Леонид Борисович нажал кнопку выключателя. В прихожей зажёгся свет.

– Маруся, кис – кис – кис! Понятно, обиделась… – разуваясь, бормотал он себе под нос.

Такое бывало, когда доктор задерживался с работы и приходил поздно, кошка не выходила его встречать.

– Маруся, ты где?! – мужчина заглянул в гостиную.

Животное, свернувшись клубочком, лежало на кресле и преднамеренно не реагировало на голос хозяина.

– Девочка моя, ну не обижайся, – он взял кошку на руки, – пойдём на кухню, я тебе колбаски вкусной принёс… – и погладив любимицу по спинке, чуть взъерошив её мягкую шёрстку, ласково почесал за ушком, потом за вторым.

После таких манипуляций, кошка благодарно замурчала, подняла голову и укоризненно посмотрела.

– Не испепеляй меня своим гневным взглядом! Виноват, задержался, строгая ты моя…

На кухне Маруська прямиком направилась к чашке с едой, она была пустая.

– Сейчас, сейчас кушать будешь! – засуетился Леонид Борисович и стал быстро нарезать мелкими ломтиками дорогую и аппетитную «Телячью» колбасу, заблаговременно купленную в местном гастрономе. Он – то знал, как растопить Маруськино сердце – всего двести грамм «Телячьей» и ты прощён!

Три года назад.

В то утро, доктор, как всегда, опаздывал на работу. Выскочив из квартиры и не глядя, вставив ключ в замочную скважину, только хотел провернуть его, чтобы закрыть дверь, как за спиной, кто – то жалобно мяукнул. Он обернулся – на лестничной площадке сидел маленький котёнок. Шерсть его была чёрного цвета, словно уголь, ни одного светлого пятнышка. Котёнок жалобно смотрел на человека, как будто хотел сказать: «Мне холодно, голодно и страшно – приюти меня!»

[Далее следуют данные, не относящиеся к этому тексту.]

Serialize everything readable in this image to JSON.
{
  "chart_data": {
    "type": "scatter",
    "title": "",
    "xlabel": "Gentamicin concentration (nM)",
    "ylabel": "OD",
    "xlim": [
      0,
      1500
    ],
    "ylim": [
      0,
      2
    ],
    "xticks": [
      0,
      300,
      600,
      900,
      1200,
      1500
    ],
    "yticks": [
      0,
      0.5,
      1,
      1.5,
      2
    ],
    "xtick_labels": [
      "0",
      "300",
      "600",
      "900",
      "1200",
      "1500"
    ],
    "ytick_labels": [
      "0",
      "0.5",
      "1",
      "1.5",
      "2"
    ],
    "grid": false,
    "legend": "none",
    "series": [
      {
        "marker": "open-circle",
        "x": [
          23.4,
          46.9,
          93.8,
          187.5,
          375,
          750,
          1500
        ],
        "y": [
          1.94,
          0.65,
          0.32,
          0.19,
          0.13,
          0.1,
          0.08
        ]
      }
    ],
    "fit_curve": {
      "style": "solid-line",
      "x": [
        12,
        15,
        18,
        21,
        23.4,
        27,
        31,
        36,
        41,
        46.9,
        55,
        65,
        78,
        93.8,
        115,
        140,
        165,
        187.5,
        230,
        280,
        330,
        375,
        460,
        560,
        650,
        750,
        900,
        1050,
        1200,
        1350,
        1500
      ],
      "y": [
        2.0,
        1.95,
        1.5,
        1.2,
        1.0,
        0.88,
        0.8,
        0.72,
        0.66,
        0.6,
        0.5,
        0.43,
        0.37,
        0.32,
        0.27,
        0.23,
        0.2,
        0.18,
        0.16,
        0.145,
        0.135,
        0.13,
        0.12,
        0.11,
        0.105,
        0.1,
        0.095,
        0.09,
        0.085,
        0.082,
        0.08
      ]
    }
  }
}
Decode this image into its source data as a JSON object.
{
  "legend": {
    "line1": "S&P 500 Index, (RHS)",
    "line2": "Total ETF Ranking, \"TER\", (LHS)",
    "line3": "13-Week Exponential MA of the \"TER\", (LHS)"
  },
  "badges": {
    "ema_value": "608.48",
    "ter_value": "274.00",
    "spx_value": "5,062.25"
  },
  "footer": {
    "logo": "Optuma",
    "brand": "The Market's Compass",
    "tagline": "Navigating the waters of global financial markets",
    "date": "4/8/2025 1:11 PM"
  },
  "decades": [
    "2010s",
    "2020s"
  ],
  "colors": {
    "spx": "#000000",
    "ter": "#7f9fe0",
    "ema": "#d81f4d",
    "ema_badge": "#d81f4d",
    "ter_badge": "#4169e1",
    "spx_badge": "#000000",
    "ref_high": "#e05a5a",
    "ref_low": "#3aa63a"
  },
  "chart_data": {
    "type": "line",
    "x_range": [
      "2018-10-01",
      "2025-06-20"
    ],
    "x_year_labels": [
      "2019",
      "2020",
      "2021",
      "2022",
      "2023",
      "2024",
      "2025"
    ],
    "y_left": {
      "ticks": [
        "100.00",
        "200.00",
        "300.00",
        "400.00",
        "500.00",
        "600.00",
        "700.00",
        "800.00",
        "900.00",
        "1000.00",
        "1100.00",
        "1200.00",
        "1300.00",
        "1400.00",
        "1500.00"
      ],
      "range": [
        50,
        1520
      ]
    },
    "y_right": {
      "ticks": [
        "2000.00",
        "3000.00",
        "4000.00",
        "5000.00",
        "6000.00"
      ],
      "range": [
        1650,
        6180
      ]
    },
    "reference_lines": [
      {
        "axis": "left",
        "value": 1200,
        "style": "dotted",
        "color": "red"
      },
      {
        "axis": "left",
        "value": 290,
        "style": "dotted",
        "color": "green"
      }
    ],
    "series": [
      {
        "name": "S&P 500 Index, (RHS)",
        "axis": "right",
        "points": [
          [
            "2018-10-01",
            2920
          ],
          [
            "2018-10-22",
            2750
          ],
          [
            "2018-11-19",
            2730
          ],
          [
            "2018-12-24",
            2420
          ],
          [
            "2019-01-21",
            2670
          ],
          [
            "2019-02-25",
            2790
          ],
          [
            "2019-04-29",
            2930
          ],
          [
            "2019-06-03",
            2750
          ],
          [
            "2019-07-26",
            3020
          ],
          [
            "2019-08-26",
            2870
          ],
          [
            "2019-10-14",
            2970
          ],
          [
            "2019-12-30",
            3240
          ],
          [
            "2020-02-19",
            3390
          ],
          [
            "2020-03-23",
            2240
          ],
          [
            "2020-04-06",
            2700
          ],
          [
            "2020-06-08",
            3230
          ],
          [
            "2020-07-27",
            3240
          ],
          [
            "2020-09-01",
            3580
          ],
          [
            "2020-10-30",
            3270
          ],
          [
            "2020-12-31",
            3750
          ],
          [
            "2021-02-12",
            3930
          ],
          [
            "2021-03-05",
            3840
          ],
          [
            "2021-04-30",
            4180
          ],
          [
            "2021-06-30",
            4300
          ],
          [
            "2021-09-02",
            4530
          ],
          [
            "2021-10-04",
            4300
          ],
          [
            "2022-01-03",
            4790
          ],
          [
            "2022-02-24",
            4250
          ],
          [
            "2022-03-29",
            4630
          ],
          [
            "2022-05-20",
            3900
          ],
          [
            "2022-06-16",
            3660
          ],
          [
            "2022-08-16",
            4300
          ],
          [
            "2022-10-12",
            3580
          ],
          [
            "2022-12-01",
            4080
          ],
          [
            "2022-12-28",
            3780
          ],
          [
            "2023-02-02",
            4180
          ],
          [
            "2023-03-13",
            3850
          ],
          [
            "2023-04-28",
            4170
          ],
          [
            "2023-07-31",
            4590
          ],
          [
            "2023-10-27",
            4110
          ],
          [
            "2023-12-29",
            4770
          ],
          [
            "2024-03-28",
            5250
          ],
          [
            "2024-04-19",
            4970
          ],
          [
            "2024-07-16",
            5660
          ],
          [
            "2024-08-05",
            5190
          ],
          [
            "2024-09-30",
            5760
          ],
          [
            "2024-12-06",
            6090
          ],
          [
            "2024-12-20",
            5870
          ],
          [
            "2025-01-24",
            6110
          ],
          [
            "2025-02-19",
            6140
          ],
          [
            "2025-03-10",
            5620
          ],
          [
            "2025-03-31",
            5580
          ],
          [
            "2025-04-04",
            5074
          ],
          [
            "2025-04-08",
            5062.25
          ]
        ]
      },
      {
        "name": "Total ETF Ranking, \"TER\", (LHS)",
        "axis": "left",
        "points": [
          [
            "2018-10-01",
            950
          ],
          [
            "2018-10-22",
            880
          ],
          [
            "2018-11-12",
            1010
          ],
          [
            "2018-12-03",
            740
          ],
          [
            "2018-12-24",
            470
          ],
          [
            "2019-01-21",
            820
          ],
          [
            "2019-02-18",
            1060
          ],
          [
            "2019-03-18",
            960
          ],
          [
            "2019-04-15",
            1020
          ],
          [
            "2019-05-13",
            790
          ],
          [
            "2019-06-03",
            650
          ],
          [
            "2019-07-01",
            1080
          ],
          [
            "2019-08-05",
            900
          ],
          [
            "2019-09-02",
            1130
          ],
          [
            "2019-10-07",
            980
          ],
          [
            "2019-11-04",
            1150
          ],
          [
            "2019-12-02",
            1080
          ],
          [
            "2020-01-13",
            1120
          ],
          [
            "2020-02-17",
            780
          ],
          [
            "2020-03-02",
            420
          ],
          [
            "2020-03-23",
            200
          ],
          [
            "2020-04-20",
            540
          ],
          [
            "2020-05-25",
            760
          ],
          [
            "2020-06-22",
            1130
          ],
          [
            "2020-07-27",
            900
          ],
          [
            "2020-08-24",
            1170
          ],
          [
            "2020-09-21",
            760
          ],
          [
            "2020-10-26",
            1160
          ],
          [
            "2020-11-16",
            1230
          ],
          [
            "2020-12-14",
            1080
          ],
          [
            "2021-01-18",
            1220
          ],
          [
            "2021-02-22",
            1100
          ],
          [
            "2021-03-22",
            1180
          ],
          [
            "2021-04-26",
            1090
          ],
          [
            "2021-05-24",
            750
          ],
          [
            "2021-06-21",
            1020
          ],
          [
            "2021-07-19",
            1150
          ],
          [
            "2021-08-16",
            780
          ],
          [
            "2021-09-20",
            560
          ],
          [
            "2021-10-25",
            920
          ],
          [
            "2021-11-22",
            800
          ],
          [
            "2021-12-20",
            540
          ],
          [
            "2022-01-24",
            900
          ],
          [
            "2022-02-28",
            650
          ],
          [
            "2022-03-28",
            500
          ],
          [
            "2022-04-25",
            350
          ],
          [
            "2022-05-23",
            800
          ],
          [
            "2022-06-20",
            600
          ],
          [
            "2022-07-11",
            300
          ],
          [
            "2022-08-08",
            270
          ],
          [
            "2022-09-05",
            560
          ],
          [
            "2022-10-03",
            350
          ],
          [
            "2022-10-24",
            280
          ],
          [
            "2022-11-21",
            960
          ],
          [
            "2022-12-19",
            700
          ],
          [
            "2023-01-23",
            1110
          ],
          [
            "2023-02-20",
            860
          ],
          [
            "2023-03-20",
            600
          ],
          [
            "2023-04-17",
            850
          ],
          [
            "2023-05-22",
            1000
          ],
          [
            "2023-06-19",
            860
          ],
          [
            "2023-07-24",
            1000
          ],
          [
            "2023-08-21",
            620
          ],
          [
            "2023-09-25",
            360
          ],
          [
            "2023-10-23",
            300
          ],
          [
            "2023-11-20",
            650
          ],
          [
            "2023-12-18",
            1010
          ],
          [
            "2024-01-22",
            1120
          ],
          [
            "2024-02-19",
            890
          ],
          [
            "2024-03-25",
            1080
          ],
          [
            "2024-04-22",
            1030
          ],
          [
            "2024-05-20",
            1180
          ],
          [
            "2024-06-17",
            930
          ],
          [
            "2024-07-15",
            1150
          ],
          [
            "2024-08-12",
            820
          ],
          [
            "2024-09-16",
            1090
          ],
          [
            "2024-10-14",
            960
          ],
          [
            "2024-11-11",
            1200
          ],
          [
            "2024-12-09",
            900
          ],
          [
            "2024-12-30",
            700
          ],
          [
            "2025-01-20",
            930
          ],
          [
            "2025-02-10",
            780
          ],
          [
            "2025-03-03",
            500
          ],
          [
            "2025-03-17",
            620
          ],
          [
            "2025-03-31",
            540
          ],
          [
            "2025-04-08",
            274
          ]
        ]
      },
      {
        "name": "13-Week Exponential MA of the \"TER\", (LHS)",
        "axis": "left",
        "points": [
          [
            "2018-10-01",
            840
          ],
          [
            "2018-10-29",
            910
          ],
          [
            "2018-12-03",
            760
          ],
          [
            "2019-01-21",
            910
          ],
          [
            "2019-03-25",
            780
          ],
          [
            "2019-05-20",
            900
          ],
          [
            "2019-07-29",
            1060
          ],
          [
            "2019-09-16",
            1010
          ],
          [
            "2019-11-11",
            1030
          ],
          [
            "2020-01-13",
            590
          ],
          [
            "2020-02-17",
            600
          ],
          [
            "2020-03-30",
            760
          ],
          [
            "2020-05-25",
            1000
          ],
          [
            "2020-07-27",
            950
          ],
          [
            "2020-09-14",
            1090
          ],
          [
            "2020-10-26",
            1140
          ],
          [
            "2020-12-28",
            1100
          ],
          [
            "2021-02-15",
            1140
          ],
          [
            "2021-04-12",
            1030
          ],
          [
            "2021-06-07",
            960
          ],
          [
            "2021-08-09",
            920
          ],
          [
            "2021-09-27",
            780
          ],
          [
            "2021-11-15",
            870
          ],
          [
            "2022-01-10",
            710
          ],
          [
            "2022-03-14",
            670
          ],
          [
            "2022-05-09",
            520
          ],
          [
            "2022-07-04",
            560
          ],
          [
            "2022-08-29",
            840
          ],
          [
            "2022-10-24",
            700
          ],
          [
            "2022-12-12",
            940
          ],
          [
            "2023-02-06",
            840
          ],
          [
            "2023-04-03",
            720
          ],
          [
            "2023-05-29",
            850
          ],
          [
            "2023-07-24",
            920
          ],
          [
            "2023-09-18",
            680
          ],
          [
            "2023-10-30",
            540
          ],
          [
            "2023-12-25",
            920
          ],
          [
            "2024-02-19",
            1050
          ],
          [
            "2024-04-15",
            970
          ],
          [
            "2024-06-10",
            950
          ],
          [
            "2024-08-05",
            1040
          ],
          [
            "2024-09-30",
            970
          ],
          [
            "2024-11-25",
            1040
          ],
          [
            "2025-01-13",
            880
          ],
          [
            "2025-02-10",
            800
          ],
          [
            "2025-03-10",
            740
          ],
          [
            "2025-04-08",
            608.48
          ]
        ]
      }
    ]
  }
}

– За что же тебя выбросили, такого кроху? – Леонид Борисович взял животинку на руки. – Подозреваю, что за цвет твой ведьминский! Не всем, нравятся чёрные коты, – он погладил малыша по спинке, – чего ж мне делать – то с тобой, прикажешь?! Сейчас посмотрю, что в холодильнике имеется…

Холодильник радушно предложил половинку батона, два сырых яйца и небольшой кусок телячьей колбасы.

– Извини, брат, только магазинные субпродукты… – на небольшом, плоском блюдечке, мужчина вынес в коридор мелко порезанную колбаску.

Подкидыш жадно набросился на еду. Вечером, вернувшись с работы, Леонид Борисович застал такую картину – на коврике, у входной двери, свернувшись клубочком сладко спал всё тот же котёнок, рядом стояло пустое блюдечко. Пришлось взять его домой и дать имя Васька. Какой только колбасой, какими только отборными сосисками и деликатесами из зоомагазина, не потчевал хозяин, кот упрямо предпочитал только «Телячью»! Правда, через полгода оказалось, что Васька совсем не Васька, а особь женского пола.

– Вот так сюрприз, – удивился доктор, заметив на ковре небольшие пятнышки крови, – да ты никак, дама?!

Животное внимательно и удивлённо посмотрело в глаза, как бы говоря: «А я устала намекать тебе об этом!»

– Быть тебе Маруськой!

Маруська разбавляла его холостяцкие будни. С женой, он развёлся в сорок пять лет, и с тех пор жил один. Единственная дочка Анютка, покинула страну и переехала на ПМЖ в Америку, общались только по скайпу. А с Маруськой можно было разговаривать ЗДЕСЬ и СЕЙЧАС, вживую. Кошкой она была очень умной и тонко чувствующей настроение хозяина. Если он приходил уставший, ложилась ему на грудь и ласково мурлыкала, как будто пела песню на каком – то своём языке. Через полчаса, усталость, как рукой снимало.

Если поднималось давление и болела голова, Маруська укладывалась на подушку, рядом с Леонидом Борисовичем, и начинала вылизывать своим шершавым языком, его лоб и щёки.